Since in the latter case, it can not rely on the automatic allocation of the LHS, leading to a segfault, as in my
example. -
In case 2, if the derived type on the RHS is copied to the LHS (and then finalized as suggested by the discussion in Finalization/Copy in intrinsic polymorphic assignment) this would lead to catastrophic results: The user defined assignment would be not invoked (so pointed content not duplicated), but due to the finalization of the RHS probably destroyed, so the LHS had broken pointers. (It would also make reference counting techniques impossible…)
So it seems to me, that in a robust programming model, assignment between derived types and classes must be best avoided, also at the consumer side, otherwise lacking knowledge on the implementation details of the type/class can lead to unwanted side effects (segfaults). Is that conclusion correct?

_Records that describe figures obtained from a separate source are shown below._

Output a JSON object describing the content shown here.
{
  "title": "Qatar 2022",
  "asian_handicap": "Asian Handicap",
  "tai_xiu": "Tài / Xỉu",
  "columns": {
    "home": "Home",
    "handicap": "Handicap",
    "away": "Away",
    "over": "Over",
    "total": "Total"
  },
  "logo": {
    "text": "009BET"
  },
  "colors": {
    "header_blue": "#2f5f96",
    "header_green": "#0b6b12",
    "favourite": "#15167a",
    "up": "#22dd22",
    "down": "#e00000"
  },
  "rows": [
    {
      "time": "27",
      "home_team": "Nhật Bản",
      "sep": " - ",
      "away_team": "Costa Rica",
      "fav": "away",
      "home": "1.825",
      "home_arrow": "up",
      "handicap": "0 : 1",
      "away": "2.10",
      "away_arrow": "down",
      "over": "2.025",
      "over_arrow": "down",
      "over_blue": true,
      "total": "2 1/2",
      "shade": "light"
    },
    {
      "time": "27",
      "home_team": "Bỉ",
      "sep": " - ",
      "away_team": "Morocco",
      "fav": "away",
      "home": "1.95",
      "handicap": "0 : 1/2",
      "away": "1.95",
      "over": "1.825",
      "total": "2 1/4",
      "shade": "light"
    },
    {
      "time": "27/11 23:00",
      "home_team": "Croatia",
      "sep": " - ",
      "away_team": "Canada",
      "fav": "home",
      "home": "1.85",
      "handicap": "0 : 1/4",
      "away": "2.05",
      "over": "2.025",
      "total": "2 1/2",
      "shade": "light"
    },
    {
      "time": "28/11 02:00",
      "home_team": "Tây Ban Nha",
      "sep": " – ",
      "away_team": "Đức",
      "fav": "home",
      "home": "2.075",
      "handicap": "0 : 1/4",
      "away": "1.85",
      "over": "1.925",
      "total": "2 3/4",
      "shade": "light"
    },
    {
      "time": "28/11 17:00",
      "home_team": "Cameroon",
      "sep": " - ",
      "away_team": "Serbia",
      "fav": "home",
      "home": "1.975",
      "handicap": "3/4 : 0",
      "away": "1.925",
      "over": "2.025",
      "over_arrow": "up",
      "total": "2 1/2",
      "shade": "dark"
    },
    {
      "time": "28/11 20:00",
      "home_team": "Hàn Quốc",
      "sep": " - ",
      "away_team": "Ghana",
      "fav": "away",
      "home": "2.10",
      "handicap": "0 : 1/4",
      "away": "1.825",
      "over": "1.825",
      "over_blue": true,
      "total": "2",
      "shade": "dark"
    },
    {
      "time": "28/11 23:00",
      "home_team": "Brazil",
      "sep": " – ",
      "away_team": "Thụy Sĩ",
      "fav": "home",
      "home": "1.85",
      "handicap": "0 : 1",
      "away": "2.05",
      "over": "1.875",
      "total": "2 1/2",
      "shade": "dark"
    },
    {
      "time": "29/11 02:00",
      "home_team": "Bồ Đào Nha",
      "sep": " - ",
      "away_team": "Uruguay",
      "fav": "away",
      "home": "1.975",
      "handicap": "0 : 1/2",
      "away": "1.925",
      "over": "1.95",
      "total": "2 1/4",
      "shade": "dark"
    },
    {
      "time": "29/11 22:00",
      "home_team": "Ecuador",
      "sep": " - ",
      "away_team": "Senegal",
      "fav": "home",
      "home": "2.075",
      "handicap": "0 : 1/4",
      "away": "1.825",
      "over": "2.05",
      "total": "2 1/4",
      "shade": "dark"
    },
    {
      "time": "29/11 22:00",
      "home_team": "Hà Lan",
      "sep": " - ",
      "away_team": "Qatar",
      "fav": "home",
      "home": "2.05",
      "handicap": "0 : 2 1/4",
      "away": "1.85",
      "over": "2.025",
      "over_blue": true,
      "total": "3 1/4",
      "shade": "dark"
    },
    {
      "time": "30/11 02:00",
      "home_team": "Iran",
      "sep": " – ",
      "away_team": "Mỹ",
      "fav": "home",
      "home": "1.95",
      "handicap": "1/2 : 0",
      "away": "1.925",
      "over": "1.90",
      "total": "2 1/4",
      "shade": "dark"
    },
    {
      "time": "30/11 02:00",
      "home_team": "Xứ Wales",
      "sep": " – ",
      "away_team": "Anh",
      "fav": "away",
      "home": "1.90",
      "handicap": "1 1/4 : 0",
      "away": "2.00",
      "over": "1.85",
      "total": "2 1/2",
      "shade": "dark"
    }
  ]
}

Any comments sheding more light on this are welcome. Please also note, my purpose is not to criticize the language but to understand which techniques for implementing robust containers (where the consumer has not to care about the internal implementational details of the container) are possible with the current features (and current compilers). And maybe also to think about possible language extensions for future standards, which could ease this task.